Hi, I have a 55 gallon tank and I want to get something to make cleaning the tank and water changes easy. 
I do not want to get one of those Pythons that connect to the sink because I heard they are not durable and also I don't want to fool around with adapters. 

Is there a siphon with a hand pump on it that has a tube that is 25 feet or longer? I would use that to get the siphon going and let the water go into a drain. And then to refill, I'd put it under a sink. 

Links are appreciated.


----------



## Austins (Jan 8, 2011)

I dont know of a siphon that has a 25 foot hose. But, I was thinking you could get a gravel vacuum from petsmart, and then go to homedepot or lowes, and get a 25 foot piece hose, add it to the gravel vacuum.


----------



## ORANGE (May 14, 2011)

Austins said:


> I dont know of a siphon that has a 25 foot hose. But, I was thinking you could get a gravel vacuum from petsmart, and then go to homedepot or lowes, and get a 25 foot piece hose, add it to the gravel vacuum.


I have a Moen faucet in my bathroom. I would need the correct adapter.. What kind of adapter would I need?


----------



## Austins (Jan 8, 2011)

I think what you want is one of these Aqueon Water Changer, I know someone who has this, and he hasnt had any complaints yet.

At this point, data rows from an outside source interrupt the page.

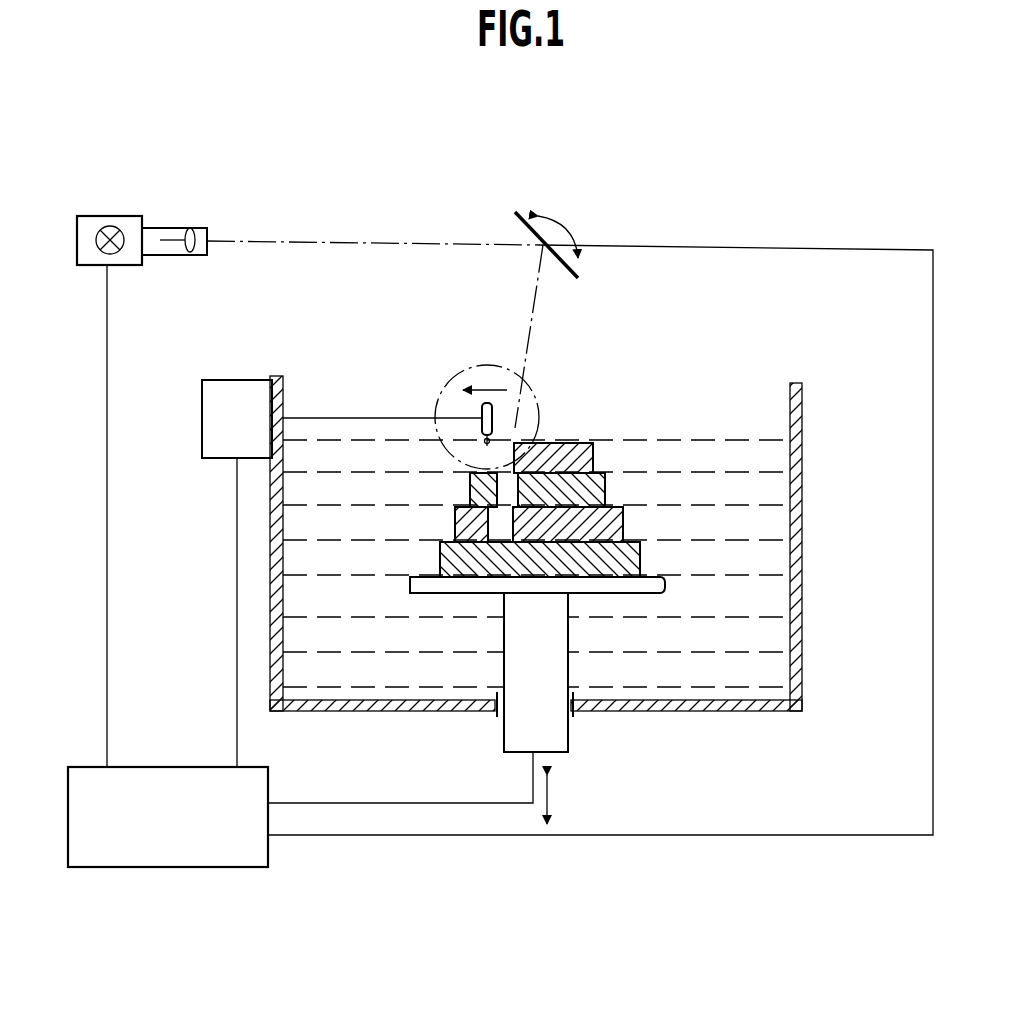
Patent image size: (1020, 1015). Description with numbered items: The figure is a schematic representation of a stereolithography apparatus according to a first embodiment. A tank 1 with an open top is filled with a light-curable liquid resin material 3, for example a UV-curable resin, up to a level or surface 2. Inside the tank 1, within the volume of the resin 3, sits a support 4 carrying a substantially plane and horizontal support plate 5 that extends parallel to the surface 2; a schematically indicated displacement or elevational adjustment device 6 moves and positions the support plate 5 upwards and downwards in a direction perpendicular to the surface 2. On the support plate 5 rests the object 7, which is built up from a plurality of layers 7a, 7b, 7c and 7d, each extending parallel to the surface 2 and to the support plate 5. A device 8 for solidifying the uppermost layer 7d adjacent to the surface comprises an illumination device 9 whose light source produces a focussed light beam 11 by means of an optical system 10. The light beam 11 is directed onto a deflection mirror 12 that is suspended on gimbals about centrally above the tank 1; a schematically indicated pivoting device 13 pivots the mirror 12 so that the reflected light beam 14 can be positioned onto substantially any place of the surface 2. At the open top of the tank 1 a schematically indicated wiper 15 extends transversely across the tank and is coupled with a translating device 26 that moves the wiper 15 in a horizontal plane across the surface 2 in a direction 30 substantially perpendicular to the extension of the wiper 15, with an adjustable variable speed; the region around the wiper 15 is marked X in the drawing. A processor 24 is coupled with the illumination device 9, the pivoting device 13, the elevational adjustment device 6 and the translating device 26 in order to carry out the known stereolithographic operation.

The tank 1 is at (803, 462).
The surface 2 is at (690, 443).
The light-curable liquid resin material 3 is at (767, 675).
The support 4 is at (676, 588).
The support plate 5 is at (667, 580).
The elevational adjustment device 6 is at (552, 800).
The object 7 is at (576, 440).
The layer 7a is at (642, 565).
The layer 7b is at (626, 523).
The layer 7c is at (607, 500).
The uppermost layer 7d is at (597, 458).
The device for solidifying 8 is at (98, 216).
The illumination device 9 is at (112, 230).
The optical system 10 is at (190, 228).
The light beam 11 is at (338, 243).
The deflection mirror 12 is at (528, 227).
The pivoting device 13 is at (568, 228).
The reflected light beam 14 is at (532, 332).
The wiper 15 is at (482, 417).
The processor 24 is at (180, 834).
The translating device 26 is at (237, 407).
The direction 30 is at (493, 397).
The detail region X is at (468, 366).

It comes with everything you need.


----------



## ORANGE (May 14, 2011)

Austins said:


> I think what you want is one of these Aqueon Water Changer, I know someone who has this, and he hasnt had any complaints yet. It comes with everything you need.



It comes with the adapter?


----------



## jrman83 (Jul 9, 2010)

The Aqueon is what I have. Same thing as a python, just a different comany. What you want to do with will depnd if you need an adapter. If you'll need to hook to a faucet, you'll need an adapter.

I only really needed mine during the Winter. Usually I just drag the hose in from outside. To remove the water I just start the siphon and stick the other end outside.


----------